Wear a Medical Alert Bracelet
Wearing a medical alert bracelet effectively communicates your allergy to others, particularly in critical situations. The bracelet has the potential to be a life-saving tool when you are unable to respond due to an allergic reaction.
A modest (or super fancy) bracelet provides both you and your loved ones with a reassuring sense of security when you’re out and about. You can buy a cinnamon allergy medical alert bracelet on Amazon.
Cinnamon Allergy FAQs
Cinnamon allergies come with many frequently asked questions. Here are the top FAQs associated with this condition.
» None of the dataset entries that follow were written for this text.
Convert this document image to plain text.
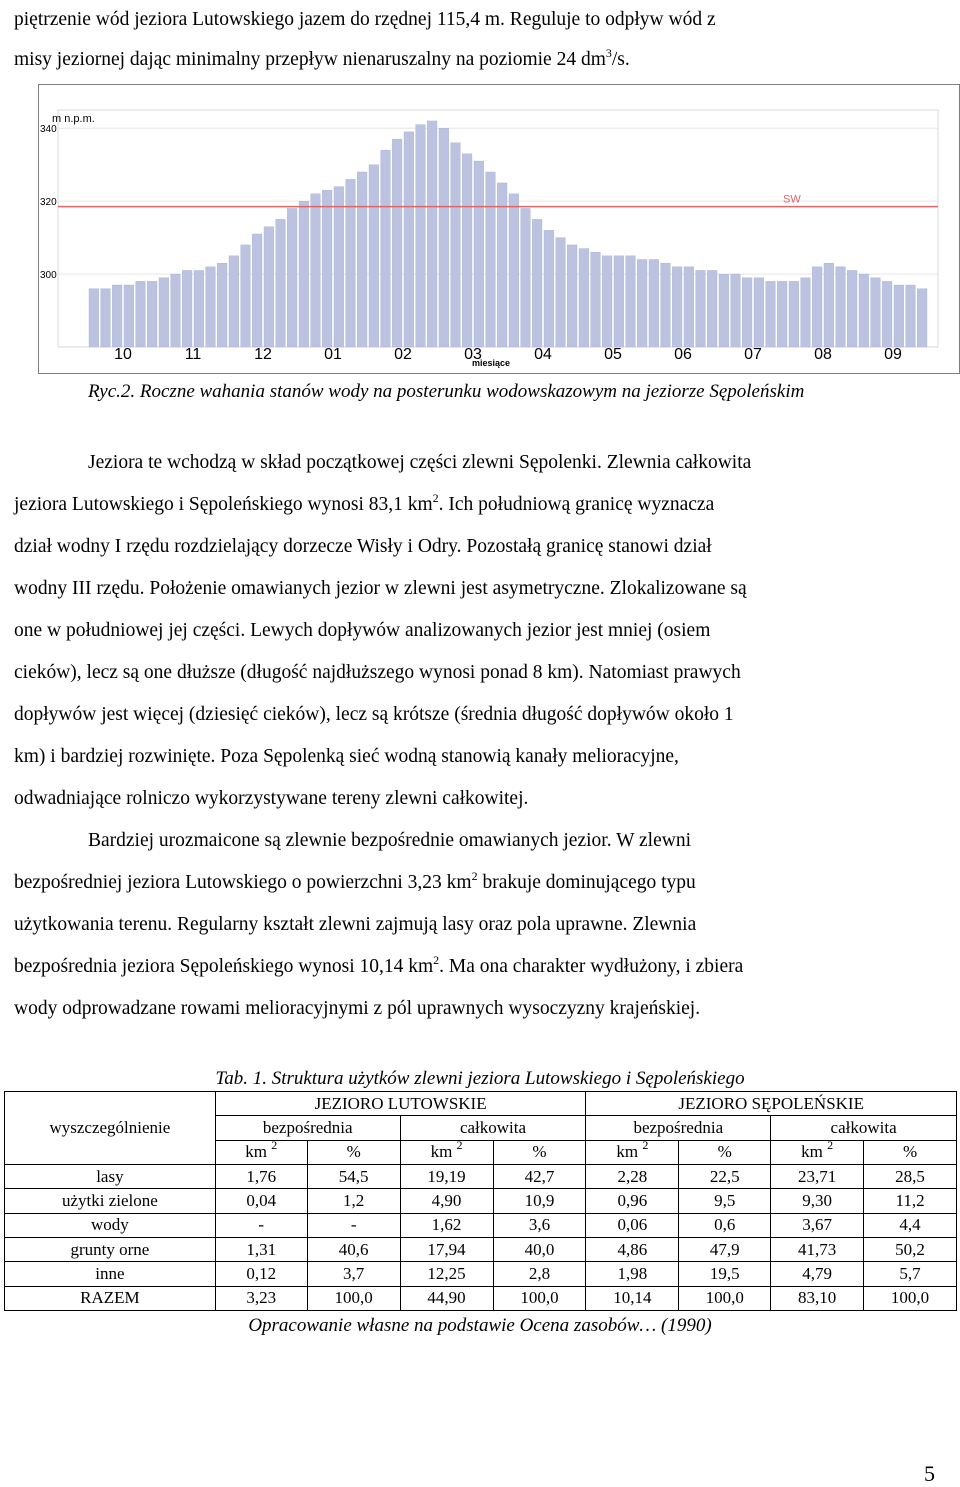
piętrzenie wód jeziora Lutowskiego jazem do rzędnej 115,4 m. Reguluje to odpływ wód z
misy jeziornej dając minimalny przepływ nienaruszalny na poziomie 24 $dm^3/s$.

SW
300
320
340
10	11	12	01	02	03	04	05	06	07	08	09
m n.p.m.
miesiące
Ryc.2. Roczne wahania stanów wody na posterunku wodowskazowym na jeziorze Sępoleńskim

Jeziora te wchodzą w skład początkowej części zlewni Sępolenki. Zlewnia całkowita
jeziora Lutowskiego i Sępoleńskiego wynosi 83,1 $km^2$. Ich południową granicę wyznacza
dział wodny I rzędu rozdzielający dorzecze Wisły i Odry. Pozostałą granicę stanowi dział
wodny III rzędu. Położenie omawianych jezior w zlewni jest asymetryczne. Zlokalizowane są
one w południowej jej części. Lewych dopływów analizowanych jezior jest mniej (osiem
cieków), lecz są one dłuższe (długość najdłuższego wynosi ponad 8 km). Natomiast prawych
dopływów jest więcej (dziesięć cieków), lecz są krótsze (średnia długość dopływów około 1
km) i bardziej rozwinięte. Poza Sępolenką sieć wodną stanowią kanały melioracyjne,
odwadniające rolniczo wykorzystywane tereny zlewni całkowitej.

Bardziej urozmaicone są zlewnie bezpośrednie omawianych jezior. W zlewni
bezpośredniej jeziora Lutowskiego o powierzchni 3,23 $km^2$ brakuje dominującego typu
użytkowania terenu. Regularny kształt zlewni zajmują lasy oraz pola uprawne. Zlewnia
bezpośrednia jeziora Sępoleńskiego wynosi 10,14 $km^2$. Ma ona charakter wydłużony, i zbiera
wody odprowadzane rowami melioracyjnymi z pól uprawnych wysoczyzny krajeńskiej.

Tab. 1. Struktura użytków zlewni jeziora Lutowskiego i Sępoleńskiego
wyszczególnienie	JEZIORO LUTOWSKIE				JEZIORO SĘPOLEŃSKIE			
	bezpośrednia		całkowita		bezpośrednia		całkowita	
	km $^2$	%	km $^2$	%	km $^2$	%	km $^2$	%
lasy	1,76	54,5	19,19	42,7	2,28	22,5	23,71	28,5
użytki zielone	0,04	1,2	4,90	10,9	0,96	9,5	9,30	11,2
wody	-	-	1,62	3,6	0,06	0,6	3,67	4,4
grunty orne	1,31	40,6	17,94	40,0	4,86	47,9	41,73	50,2
inne	0,12	3,7	12,25	2,8	1,98	19,5	4,79	5,7
RAZEM	3,23	100,0	44,90	100,0	10,14	100,0	83,10	100,0
Opracowanie własne na podstawie Ocena zasobów… (1990)
5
Can the smell of cinnamon cause an allergic reaction?
Yes, but the chances of cinnamon causing an allergic reaction is rare. A very small percentage of the population has an allergy to cinnamon or other spices. The most likely cause of your symptoms when smelling cinnamon is irritation.
Is cinnamon a high-allergy food?
Cinnamon is not typically considered a high-allergy food. While allergic reactions to cinnamon do occur, they are relatively uncommon compared to more common allergens like nuts, dairy, and shellfish.
How long does a cinnamon allergy last?
A cinnamon allergy can persist throughout one’s life. The duration of an allergic reaction to cinnamon can range from several hours to multiple days, and in some cases, even longer. Numerous variables influence the duration of symptoms, including the extent of the allergy’s severity, the duration of allergen exposure, and the method of exposure.
Does cinnamon cause histamine?
Yes, cinnamon has the potential to trigger the release of histamine in certain individuals. Cinnamon contains compounds like cinnamaldehyde that can promote the release of histamine in some people, leading to allergic-like symptoms. However, not everyone will react in the same way, and the impact of cinnamon on histamine levels can vary from person to person.
Can babies be allergic to cinnamon?
Yes, babies can indeed have allergies to cinnamon, just as they can develop any other type of food allergy. Allergies can emerge during all stages of life.